Let us go to Stephen Whittle's Blog, posting of 14 July 2008, where he says that: "In English law, there has been *NO* change of the position of intersex people with the coming into force of the Gender Recognition Act. Since time immemorial, intersex people in the UK have been able to apply to have their birth certificates amended to better reflect the sex they are. This system is still in existence for those who wish to use it." Unfortunately this statement does not distinguish between the medical and the legal concepts of intersex.

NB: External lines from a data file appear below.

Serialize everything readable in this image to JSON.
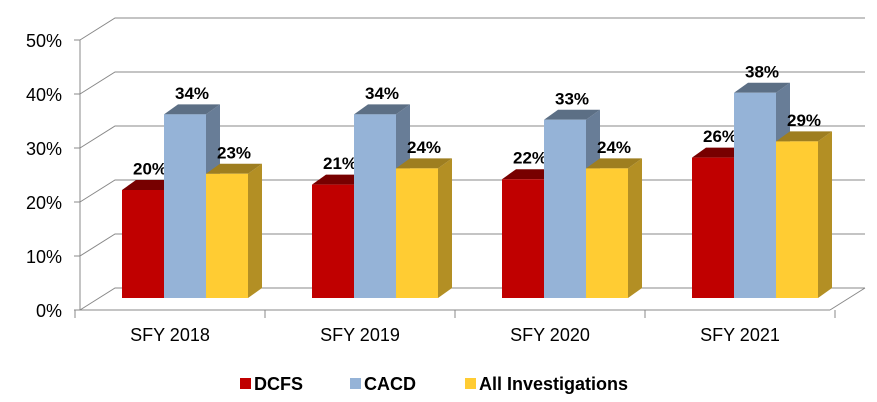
{
  "chart_data": {
    "type": "bar3d",
    "categories": [
      "SFY 2018",
      "SFY 2019",
      "SFY 2020",
      "SFY 2021"
    ],
    "series": [
      {
        "name": "DCFS",
        "color": "#c00000",
        "values": [
          20,
          21,
          22,
          26
        ],
        "value_labels": [
          "20%",
          "21%",
          "22%",
          "26%"
        ]
      },
      {
        "name": "CACD",
        "color": "#95b3d7",
        "values": [
          34,
          34,
          33,
          38
        ],
        "value_labels": [
          "34%",
          "34%",
          "33%",
          "38%"
        ]
      },
      {
        "name": "All Investigations",
        "color": "#ffcc33",
        "values": [
          23,
          24,
          24,
          29
        ],
        "value_labels": [
          "23%",
          "24%",
          "24%",
          "29%"
        ]
      }
    ],
    "ylim": [
      0,
      50
    ],
    "yticks": [
      {
        "value": 0,
        "label": "0%"
      },
      {
        "value": 10,
        "label": "10%"
      },
      {
        "value": 20,
        "label": "20%"
      },
      {
        "value": 30,
        "label": "30%"
      },
      {
        "value": 40,
        "label": "40%"
      },
      {
        "value": 50,
        "label": "50%"
      }
    ],
    "grid": true,
    "legend": "bottom"
  }
}
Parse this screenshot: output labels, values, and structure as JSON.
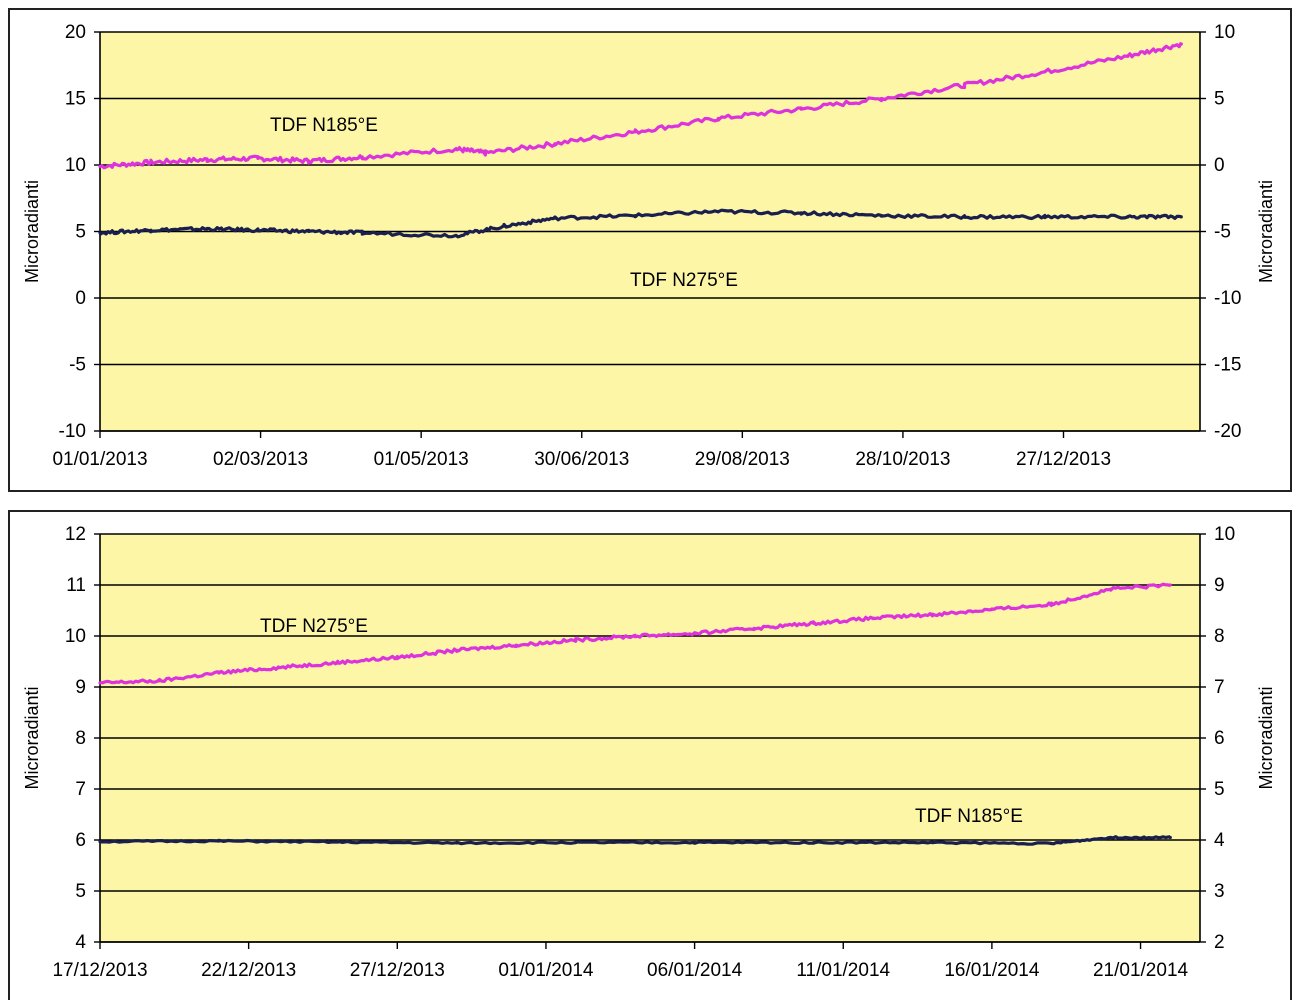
{
  "chart_data": [
    {
      "type": "line",
      "title": "",
      "xlabel": "",
      "ylabel": "Microradianti",
      "ylabel_right": "Microradianti",
      "ylim": [
        -10,
        20
      ],
      "yticks": [
        -10,
        -5,
        0,
        5,
        10,
        15,
        20
      ],
      "ylim_right": [
        -20,
        10
      ],
      "yticks_right": [
        -20,
        -15,
        -10,
        -5,
        0,
        5,
        10
      ],
      "xlim": [
        "01/01/2013",
        "16/02/2014"
      ],
      "xticks": [
        "01/01/2013",
        "02/03/2013",
        "01/05/2013",
        "30/06/2013",
        "29/08/2013",
        "28/10/2013",
        "27/12/2013"
      ],
      "grid": true,
      "background": "#fcf6a6",
      "series": [
        {
          "name": "TDF N185°E",
          "color": "#dd33dd",
          "x": [
            "01/01/2013",
            "20/01/2013",
            "10/02/2013",
            "01/03/2013",
            "20/03/2013",
            "09/04/2013",
            "14/05/2013",
            "25/05/2013",
            "20/06/2013",
            "20/07/2013",
            "20/08/2013",
            "20/09/2013",
            "20/10/2013",
            "20/11/2013",
            "20/12/2013",
            "20/01/2014",
            "09/02/2014"
          ],
          "y": [
            9.9,
            10.2,
            10.4,
            10.5,
            10.3,
            10.6,
            11.2,
            10.9,
            11.6,
            12.5,
            13.5,
            14.2,
            15.0,
            16.0,
            17.0,
            18.2,
            19.1
          ]
        },
        {
          "name": "TDF N275°E",
          "color": "#1a1f4e",
          "x": [
            "01/01/2013",
            "20/01/2013",
            "10/02/2013",
            "01/03/2013",
            "20/03/2013",
            "09/04/2013",
            "14/05/2013",
            "01/06/2013",
            "20/06/2013",
            "20/07/2013",
            "20/08/2013",
            "20/09/2013",
            "20/10/2013",
            "20/11/2013",
            "20/12/2013",
            "20/01/2014",
            "09/02/2014"
          ],
          "y": [
            4.9,
            5.1,
            5.2,
            5.1,
            5.0,
            4.9,
            4.7,
            5.4,
            6.0,
            6.2,
            6.5,
            6.4,
            6.2,
            6.1,
            6.1,
            6.1,
            6.1
          ]
        }
      ],
      "annotations": [
        "TDF N185°E",
        "TDF N275°E"
      ]
    },
    {
      "type": "line",
      "title": "",
      "xlabel": "",
      "ylabel": "Microradianti",
      "ylabel_right": "Microradianti",
      "ylim": [
        4,
        12
      ],
      "yticks": [
        4,
        5,
        6,
        7,
        8,
        9,
        10,
        11,
        12
      ],
      "ylim_right": [
        2,
        10
      ],
      "yticks_right": [
        2,
        3,
        4,
        5,
        6,
        7,
        8,
        9,
        10
      ],
      "xlim": [
        "17/12/2013",
        "23/01/2014"
      ],
      "xticks": [
        "17/12/2013",
        "22/12/2013",
        "27/12/2013",
        "01/01/2014",
        "06/01/2014",
        "11/01/2014",
        "16/01/2014",
        "21/01/2014"
      ],
      "grid": true,
      "background": "#fcf6a6",
      "series": [
        {
          "name": "TDF N275°E",
          "color": "#dd33dd",
          "x": [
            "17/12/2013",
            "19/12/2013",
            "21/12/2013",
            "23/12/2013",
            "25/12/2013",
            "27/12/2013",
            "29/12/2013",
            "31/12/2013",
            "02/01/2014",
            "04/01/2014",
            "06/01/2014",
            "08/01/2014",
            "10/01/2014",
            "12/01/2014",
            "14/01/2014",
            "16/01/2014",
            "18/01/2014",
            "20/01/2014",
            "22/01/2014"
          ],
          "y": [
            9.08,
            9.12,
            9.28,
            9.38,
            9.48,
            9.58,
            9.72,
            9.82,
            9.92,
            10.0,
            10.05,
            10.15,
            10.25,
            10.35,
            10.42,
            10.52,
            10.62,
            10.92,
            11.0
          ]
        },
        {
          "name": "TDF N185°E",
          "color": "#1a1f4e",
          "x": [
            "17/12/2013",
            "21/12/2013",
            "25/12/2013",
            "29/12/2013",
            "02/01/2014",
            "06/01/2014",
            "10/01/2014",
            "14/01/2014",
            "18/01/2014",
            "20/01/2014",
            "22/01/2014"
          ],
          "y": [
            5.97,
            5.98,
            5.96,
            5.94,
            5.95,
            5.95,
            5.95,
            5.95,
            5.93,
            6.05,
            6.05
          ]
        }
      ],
      "annotations": [
        "TDF N275°E",
        "TDF N185°E"
      ]
    }
  ]
}
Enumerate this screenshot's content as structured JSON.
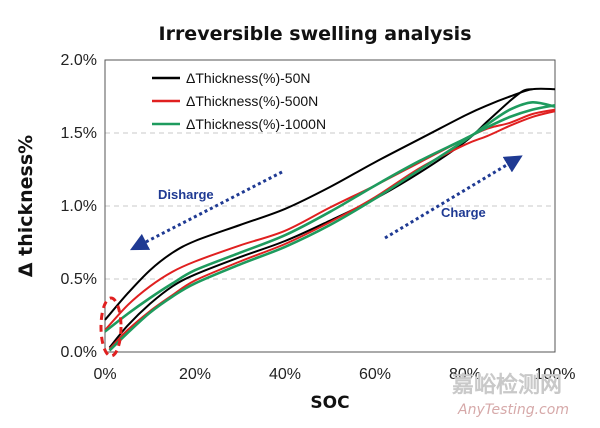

Therefore, Caroline Cossey, intersex by common sense and medical opinion, spent six years of her life going through the hassle of court after court because she was not intersex by Justice Ormrod's definition.

It is to Caroline's credit that she is not hung up on these distinctions and in her autobiographies  uses the word 'transsexual' of herself.

It is a nasty irony that although Caroline's appeal to the European Court paved the way for Press For Change and the Gender Recognition Act, person's such as herself with Klinefelter’s Syndrome are being given a hard time by the Gender Recognition Board.

1 comment:

  1. She used to be my friend 1n 1979/80 London, when I was studying in London, we had a lot of laughs together, she is a great person with a big heart, she deserves success and happiness. Shame that I am not able to contact her. All the best.